Grund zu feiern hatten die Projektpartner auch deshalb, weil die grenzübergreifende Zusammenarbeit für den Harz einen besonderen Wert hat. In der deutschen Raumordnung und Geschichte ist das Mittelgebirge und dessen Vorland etwa durch die ehemalige Grenze zwischen der DDR und der BRD zerrissen worden. Auch heute zeigt beispielhaft der Dreiländerstein südlich von Benneckenstein, dass im Harz die Grenzen zwischen Sachsen-Anhalt, Thüringen und Niedersachsen aufeinandertreffen. Das kann auch Radtourist*innen vor Schwierigkeiten stellen, wenn eine bestimmte Beschilderung beim Überschreiten der Ländergrenze einfach aufhört.
So viele durch den Harz und das Braunschweiger Land verbundene Akteure an einen Tisch zu bringen, brachte dem Vorhaben aber nicht nur Vorteile. Es bedurfte und bedarf einer intensiven Abstimmung, weil die Projektziele der einzelnen Träger sehr individuell sind und erst auf einen Nenner gebracht werden müssen, so ein Learning des Genuss-Bike-Paradieses.
Was zunächst nach viel Koordinationsarbeit klingt, soll am Ende allen Beteiligten einen Skalierungsvorteil bringen, erklärt Waturandang. Nur in einer größeren Gemeinschaft können Projekte wie das im Harz und Braunschweiger Land gut funktionieren. Er zieht den Vergleich zu einem Kneipenviertel. Eine einzelne Kneipe in einer willkürlichen Straße zieht kaum Menschen an. Wenn sich allerdings ein ganzes Viertel entwickelt, in dem es viele Gaststätten gibt, ist die Attraktivität höher. Indem die einzelnen Regionen für das Genuss-Bike-Paradies an einem Strang ziehen, nehmen die Menschen sie von außen als Einheit wahr und sie können besser mit anderen Regionen oder Freizeitaktivitäten konkurrieren.
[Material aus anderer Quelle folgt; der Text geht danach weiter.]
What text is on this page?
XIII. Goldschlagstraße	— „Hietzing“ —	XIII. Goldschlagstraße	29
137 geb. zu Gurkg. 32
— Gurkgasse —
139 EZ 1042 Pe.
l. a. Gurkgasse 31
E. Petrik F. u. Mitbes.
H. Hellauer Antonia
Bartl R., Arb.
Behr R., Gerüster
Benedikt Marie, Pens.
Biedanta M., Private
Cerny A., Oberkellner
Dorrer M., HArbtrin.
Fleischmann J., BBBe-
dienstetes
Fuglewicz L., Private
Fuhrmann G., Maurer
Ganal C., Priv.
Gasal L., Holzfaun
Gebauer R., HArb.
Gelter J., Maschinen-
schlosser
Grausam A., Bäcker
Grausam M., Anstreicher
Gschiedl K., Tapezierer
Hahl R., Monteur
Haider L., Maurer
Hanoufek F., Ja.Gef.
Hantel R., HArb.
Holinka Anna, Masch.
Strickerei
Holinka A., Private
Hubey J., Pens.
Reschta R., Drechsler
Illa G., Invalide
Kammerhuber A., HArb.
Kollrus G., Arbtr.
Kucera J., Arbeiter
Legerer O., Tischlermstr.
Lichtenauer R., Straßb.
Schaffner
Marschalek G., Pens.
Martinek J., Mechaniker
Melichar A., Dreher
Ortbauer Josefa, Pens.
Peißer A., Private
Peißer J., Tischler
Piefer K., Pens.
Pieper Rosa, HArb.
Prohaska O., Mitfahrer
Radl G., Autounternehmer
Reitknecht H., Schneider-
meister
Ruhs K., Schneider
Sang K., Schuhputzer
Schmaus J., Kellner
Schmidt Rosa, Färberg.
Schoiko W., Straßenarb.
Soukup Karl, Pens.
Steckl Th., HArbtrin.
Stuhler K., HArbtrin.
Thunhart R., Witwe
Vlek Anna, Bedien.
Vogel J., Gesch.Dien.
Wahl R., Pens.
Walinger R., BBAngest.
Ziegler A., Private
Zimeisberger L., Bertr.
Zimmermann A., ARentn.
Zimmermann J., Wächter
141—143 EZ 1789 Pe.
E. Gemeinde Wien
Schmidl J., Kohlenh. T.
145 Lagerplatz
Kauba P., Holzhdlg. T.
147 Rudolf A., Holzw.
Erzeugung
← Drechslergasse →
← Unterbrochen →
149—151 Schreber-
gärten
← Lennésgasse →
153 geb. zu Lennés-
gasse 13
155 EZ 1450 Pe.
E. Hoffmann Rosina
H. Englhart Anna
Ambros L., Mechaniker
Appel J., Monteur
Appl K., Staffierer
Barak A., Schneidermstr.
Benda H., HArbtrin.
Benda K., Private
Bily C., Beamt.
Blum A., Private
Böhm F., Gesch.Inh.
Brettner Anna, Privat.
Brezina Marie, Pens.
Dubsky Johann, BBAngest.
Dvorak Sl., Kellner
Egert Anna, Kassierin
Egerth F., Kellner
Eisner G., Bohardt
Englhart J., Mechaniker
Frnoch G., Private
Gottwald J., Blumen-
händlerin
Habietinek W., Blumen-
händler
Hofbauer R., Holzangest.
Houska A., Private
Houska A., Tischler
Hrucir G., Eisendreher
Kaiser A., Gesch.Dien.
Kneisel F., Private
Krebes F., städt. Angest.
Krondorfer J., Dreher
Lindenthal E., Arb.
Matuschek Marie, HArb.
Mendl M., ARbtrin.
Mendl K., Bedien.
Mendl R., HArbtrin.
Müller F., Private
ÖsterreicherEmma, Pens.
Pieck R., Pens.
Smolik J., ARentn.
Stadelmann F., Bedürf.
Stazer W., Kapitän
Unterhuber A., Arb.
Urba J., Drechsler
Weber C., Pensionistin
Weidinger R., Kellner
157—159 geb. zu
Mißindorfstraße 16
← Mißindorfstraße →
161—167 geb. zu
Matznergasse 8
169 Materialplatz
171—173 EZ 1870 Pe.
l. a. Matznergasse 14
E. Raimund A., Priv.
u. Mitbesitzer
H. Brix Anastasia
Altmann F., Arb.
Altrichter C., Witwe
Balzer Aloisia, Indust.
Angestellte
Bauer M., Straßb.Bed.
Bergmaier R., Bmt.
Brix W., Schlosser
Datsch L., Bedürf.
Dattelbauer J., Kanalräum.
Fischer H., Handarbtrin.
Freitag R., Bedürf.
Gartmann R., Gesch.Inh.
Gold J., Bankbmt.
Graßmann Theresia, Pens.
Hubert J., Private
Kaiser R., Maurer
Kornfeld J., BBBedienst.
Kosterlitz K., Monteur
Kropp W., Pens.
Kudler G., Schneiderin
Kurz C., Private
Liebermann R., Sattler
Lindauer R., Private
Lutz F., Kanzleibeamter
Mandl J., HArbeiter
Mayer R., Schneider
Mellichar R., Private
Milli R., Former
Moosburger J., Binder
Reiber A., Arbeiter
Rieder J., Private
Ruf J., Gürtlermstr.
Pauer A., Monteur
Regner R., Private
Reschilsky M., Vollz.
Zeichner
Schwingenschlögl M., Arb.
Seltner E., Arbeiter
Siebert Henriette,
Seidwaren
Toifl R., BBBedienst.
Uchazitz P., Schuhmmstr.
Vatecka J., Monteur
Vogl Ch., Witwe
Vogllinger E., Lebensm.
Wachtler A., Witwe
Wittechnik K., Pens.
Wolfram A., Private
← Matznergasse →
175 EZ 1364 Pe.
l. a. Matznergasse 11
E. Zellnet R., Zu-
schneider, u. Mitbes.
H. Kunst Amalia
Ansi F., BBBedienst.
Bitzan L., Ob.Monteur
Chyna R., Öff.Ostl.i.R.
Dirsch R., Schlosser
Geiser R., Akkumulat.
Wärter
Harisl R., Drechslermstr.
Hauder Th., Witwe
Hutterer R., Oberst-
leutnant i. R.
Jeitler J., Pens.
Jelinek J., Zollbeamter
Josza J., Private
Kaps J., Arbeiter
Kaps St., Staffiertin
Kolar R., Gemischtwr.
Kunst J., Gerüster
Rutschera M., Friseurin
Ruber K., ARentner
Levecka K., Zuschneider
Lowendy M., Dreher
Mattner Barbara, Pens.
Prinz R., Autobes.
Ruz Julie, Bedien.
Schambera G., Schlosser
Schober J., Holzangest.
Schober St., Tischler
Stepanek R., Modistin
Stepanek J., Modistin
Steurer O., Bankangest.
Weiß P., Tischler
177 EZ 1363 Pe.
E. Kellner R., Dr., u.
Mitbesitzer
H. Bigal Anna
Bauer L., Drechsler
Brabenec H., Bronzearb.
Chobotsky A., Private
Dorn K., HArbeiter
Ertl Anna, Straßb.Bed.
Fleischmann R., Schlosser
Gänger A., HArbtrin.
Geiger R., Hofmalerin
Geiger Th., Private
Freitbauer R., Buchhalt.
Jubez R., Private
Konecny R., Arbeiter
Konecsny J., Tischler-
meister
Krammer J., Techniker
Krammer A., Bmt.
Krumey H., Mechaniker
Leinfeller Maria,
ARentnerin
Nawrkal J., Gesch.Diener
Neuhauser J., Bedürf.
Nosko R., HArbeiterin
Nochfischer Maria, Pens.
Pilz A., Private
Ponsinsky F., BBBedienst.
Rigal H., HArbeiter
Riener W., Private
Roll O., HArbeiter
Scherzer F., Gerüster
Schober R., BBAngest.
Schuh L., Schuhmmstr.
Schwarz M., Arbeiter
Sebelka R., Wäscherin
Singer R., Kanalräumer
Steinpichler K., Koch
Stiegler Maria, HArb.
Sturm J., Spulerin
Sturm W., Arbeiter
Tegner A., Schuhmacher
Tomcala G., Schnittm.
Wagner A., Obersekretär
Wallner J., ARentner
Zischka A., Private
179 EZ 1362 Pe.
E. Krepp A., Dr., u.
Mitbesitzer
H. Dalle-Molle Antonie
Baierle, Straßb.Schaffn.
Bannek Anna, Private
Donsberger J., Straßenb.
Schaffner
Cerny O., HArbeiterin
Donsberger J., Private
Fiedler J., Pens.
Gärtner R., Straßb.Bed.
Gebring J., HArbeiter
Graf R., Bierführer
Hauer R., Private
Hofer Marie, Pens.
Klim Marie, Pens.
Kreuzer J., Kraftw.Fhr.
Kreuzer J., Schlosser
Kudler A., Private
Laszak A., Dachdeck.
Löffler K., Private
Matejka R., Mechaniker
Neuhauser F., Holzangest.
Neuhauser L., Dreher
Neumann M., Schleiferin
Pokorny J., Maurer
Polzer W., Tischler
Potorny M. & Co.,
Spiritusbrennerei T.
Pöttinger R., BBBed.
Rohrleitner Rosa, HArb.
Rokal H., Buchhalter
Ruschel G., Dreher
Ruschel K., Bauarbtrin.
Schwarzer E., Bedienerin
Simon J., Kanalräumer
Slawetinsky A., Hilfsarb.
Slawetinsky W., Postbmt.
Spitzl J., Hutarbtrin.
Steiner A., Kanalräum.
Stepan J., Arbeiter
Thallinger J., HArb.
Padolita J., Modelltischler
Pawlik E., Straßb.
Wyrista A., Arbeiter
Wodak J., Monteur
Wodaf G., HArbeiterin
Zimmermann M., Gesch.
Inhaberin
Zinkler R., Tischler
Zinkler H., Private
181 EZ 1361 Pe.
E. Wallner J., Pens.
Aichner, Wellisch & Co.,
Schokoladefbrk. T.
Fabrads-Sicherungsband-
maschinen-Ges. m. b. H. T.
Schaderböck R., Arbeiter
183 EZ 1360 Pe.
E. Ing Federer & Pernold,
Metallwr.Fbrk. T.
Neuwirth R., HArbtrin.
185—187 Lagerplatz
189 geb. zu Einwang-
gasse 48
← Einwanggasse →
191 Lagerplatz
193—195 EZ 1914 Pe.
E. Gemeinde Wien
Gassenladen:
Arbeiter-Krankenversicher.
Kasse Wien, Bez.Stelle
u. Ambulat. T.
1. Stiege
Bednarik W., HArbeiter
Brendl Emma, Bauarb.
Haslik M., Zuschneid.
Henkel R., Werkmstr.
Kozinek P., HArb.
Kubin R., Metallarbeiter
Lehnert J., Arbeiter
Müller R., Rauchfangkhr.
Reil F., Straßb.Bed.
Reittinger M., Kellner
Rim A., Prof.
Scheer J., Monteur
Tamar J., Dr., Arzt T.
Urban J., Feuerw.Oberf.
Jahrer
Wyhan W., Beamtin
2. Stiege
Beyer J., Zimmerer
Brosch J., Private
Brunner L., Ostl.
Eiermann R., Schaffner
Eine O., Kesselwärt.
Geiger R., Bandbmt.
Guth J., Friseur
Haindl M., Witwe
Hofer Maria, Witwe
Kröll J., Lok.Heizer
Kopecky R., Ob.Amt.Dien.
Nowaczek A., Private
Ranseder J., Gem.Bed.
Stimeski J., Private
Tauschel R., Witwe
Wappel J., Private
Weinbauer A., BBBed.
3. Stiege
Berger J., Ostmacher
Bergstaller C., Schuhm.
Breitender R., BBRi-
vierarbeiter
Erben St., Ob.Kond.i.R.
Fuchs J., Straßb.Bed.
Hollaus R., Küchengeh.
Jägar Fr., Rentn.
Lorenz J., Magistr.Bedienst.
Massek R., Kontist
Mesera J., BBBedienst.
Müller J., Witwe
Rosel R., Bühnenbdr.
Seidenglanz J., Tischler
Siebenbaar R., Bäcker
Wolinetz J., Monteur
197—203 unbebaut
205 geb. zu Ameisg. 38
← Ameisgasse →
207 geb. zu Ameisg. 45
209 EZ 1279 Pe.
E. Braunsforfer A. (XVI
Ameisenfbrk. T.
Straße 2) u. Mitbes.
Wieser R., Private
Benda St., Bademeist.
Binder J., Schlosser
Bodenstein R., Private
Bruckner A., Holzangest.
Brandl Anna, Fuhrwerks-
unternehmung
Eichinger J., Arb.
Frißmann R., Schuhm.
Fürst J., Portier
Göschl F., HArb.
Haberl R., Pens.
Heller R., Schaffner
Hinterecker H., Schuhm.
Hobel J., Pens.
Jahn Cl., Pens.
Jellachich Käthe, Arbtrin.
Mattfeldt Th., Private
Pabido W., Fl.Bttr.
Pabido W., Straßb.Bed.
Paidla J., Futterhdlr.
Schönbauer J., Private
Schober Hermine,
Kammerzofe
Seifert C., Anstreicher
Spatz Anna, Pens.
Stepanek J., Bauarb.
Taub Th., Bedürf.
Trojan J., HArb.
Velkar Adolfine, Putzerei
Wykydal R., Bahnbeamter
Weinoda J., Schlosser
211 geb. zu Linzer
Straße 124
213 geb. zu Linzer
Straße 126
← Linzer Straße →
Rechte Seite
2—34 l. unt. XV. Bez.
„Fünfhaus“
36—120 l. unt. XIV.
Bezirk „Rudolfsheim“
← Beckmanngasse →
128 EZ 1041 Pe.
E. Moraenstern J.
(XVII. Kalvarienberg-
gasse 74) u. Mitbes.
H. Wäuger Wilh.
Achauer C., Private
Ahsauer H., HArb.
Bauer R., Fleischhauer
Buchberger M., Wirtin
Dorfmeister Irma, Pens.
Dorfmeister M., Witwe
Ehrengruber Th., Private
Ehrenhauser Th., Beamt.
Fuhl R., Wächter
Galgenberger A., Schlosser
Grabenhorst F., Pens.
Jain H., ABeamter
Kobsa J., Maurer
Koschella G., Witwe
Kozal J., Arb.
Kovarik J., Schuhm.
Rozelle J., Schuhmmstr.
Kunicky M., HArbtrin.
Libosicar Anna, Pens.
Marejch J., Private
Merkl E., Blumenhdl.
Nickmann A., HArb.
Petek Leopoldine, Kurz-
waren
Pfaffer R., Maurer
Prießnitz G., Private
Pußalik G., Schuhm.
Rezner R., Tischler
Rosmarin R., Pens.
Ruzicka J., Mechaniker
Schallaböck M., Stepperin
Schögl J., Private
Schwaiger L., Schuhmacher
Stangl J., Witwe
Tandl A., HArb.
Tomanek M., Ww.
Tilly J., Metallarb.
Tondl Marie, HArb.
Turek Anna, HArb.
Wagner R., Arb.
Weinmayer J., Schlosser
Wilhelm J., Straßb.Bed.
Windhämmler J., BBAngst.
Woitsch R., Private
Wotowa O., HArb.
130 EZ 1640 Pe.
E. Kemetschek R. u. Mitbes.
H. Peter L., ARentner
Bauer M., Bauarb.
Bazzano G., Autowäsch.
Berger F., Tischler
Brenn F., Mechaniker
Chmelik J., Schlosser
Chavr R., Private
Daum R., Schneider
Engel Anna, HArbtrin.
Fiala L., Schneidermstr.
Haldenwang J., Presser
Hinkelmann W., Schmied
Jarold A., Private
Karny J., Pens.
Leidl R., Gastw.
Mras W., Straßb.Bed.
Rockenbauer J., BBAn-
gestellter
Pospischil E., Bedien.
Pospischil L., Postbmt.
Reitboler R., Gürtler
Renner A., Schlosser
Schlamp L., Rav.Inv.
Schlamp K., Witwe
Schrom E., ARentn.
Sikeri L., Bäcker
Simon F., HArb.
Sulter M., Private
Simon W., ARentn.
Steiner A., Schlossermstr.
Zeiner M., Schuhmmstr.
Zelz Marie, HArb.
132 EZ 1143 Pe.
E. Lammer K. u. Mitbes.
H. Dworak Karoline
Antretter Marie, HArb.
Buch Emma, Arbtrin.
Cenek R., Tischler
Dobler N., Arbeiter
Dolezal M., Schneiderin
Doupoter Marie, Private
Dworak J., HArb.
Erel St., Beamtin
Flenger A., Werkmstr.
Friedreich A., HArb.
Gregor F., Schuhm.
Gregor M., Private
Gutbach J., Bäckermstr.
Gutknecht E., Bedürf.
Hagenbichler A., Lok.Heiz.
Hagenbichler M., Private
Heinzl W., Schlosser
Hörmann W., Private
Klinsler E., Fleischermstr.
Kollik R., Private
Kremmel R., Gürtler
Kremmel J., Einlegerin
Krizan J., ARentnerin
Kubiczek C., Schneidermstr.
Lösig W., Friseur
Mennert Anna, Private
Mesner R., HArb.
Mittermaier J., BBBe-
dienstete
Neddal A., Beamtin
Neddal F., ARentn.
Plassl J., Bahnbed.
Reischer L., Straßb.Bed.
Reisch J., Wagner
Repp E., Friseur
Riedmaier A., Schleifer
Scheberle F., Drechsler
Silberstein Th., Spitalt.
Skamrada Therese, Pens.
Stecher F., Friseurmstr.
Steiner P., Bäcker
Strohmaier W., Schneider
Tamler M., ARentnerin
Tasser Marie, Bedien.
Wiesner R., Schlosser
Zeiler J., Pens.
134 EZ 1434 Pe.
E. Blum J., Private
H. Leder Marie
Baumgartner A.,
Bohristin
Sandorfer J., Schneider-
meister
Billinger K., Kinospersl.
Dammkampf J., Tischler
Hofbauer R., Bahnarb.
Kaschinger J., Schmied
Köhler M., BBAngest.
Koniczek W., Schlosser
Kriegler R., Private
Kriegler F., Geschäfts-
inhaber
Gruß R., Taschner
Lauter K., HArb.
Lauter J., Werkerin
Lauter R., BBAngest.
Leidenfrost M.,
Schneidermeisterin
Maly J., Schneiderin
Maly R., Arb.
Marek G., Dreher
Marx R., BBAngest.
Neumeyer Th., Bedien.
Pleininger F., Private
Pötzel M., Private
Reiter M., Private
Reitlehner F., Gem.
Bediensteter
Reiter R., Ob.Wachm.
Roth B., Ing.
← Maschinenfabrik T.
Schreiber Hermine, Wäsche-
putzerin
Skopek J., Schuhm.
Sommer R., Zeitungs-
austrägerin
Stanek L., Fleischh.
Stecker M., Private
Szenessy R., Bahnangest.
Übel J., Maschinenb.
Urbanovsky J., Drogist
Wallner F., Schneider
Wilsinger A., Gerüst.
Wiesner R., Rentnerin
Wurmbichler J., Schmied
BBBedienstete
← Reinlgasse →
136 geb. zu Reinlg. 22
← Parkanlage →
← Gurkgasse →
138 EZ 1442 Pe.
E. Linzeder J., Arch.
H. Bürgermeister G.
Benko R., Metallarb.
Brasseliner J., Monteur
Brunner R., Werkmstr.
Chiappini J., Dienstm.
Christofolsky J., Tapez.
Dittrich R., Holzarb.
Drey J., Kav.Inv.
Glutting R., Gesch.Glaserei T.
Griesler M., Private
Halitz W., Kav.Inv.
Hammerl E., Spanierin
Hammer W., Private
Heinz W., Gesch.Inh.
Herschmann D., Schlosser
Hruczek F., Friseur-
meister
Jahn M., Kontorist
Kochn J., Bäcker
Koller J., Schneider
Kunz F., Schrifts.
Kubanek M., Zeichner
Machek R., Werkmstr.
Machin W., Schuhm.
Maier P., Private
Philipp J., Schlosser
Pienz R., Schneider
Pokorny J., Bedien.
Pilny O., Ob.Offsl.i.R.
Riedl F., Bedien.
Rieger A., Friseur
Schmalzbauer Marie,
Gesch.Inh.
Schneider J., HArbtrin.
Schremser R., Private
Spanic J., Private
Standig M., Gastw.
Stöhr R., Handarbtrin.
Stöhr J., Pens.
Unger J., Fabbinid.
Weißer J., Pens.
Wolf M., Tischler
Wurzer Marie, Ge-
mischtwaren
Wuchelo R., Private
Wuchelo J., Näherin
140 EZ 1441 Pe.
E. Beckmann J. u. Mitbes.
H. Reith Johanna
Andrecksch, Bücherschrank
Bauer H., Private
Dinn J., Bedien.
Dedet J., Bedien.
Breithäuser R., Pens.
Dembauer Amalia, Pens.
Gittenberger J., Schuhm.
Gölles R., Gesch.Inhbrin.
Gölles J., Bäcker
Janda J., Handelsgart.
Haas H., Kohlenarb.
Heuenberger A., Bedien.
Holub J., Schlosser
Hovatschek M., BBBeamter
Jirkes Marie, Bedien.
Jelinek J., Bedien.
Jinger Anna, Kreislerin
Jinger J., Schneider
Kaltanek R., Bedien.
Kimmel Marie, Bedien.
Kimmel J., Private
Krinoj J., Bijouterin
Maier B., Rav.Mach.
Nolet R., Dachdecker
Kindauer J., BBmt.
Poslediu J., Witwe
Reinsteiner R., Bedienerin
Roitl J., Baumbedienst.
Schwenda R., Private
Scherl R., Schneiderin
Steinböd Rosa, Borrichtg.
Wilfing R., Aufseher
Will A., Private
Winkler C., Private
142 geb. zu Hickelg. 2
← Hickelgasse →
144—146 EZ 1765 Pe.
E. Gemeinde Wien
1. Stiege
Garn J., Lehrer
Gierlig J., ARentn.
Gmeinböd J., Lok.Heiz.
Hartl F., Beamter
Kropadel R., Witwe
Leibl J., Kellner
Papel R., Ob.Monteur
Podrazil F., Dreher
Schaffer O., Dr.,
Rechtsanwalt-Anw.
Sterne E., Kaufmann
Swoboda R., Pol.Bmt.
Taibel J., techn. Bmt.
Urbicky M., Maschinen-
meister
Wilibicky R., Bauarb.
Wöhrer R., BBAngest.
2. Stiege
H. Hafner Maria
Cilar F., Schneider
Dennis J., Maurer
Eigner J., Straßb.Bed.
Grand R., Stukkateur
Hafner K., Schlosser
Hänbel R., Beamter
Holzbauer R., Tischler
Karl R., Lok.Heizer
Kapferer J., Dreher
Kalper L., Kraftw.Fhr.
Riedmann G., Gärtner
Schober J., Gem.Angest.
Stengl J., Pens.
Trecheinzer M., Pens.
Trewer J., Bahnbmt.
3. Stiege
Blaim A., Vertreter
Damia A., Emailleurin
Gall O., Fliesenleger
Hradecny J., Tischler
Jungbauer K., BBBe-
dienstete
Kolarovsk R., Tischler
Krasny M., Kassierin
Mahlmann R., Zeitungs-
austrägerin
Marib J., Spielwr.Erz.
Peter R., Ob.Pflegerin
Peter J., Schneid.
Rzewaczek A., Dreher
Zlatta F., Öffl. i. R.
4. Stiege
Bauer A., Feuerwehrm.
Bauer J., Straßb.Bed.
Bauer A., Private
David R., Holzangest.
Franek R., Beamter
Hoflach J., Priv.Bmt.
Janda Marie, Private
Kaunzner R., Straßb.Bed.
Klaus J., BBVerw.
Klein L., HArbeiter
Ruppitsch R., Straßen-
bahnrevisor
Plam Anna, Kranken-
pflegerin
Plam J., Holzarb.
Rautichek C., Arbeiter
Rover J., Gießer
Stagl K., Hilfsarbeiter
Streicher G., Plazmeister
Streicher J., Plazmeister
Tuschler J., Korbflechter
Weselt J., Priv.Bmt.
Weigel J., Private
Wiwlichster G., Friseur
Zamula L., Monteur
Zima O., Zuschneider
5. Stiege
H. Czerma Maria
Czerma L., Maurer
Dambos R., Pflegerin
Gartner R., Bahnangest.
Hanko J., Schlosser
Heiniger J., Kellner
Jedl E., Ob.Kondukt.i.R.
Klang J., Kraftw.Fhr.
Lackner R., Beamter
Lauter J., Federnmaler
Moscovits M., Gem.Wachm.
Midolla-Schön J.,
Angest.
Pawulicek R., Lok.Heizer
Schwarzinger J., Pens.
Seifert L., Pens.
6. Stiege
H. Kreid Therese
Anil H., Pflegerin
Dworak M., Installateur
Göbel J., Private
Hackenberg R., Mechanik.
Pandemie hat dem Projekt nicht geschadet

Fast schon ironisch scheint es da, dass die Projektpartner aufgrund der Pandemie nicht in körperlicher Präsenz zusammenarbeiten konnten. Online-Veranstaltungen, in denen das Projekt vorgestellt wurde, erwiesen sich rückblickend eher als Vorteil und stießen auf großes Interesse seitens der lokalen Unternehmen. Rund 120 interessierte Unternehmen wollen bereits mitwirken, viele von ihnen haben eine entsprechende Vereinbarung schon unterzeichnet. Die Betriebe wurden im Hinblick auf die Bedürfnisse von E-Biker*innen qualifiziert.
Viele Akteure zu vereinen, war im Fall Genuss-Bike-Paradies auch vorteilhaft, weil das Projekt damit einen Grundgedanken des Leader-Programms verfolgte und förderfähig war. Im Rahmen des Förderprogramms verantworteten die einzelnen Träger verschiedene Aufgaben, die externe Dienstleister dann umsetzten. HarzMobil übernahm das Social-Media-Management und entwickelte ein Stempelsystem, das dazu anregen soll, das Genuss-Bike-Paradies möglichst vollumfänglich zu bereisen. Andere Akteure planten etwa die Touren oder entwickelten Marketing- und Vertriebskonzepte.
Ein richtiges Resümee zum Projekterfolg lässt sich noch nicht ziehen, auch wenn erste Vorzeichen gut aussehen. „Wir merken auf jeden Fall, dass immer mehr Leute diese Touren abfahren“, verrät Alexander Waturandang. Vor ein paar Wochen sind auch Broschüren und Karten gedruckt und verteilt worden.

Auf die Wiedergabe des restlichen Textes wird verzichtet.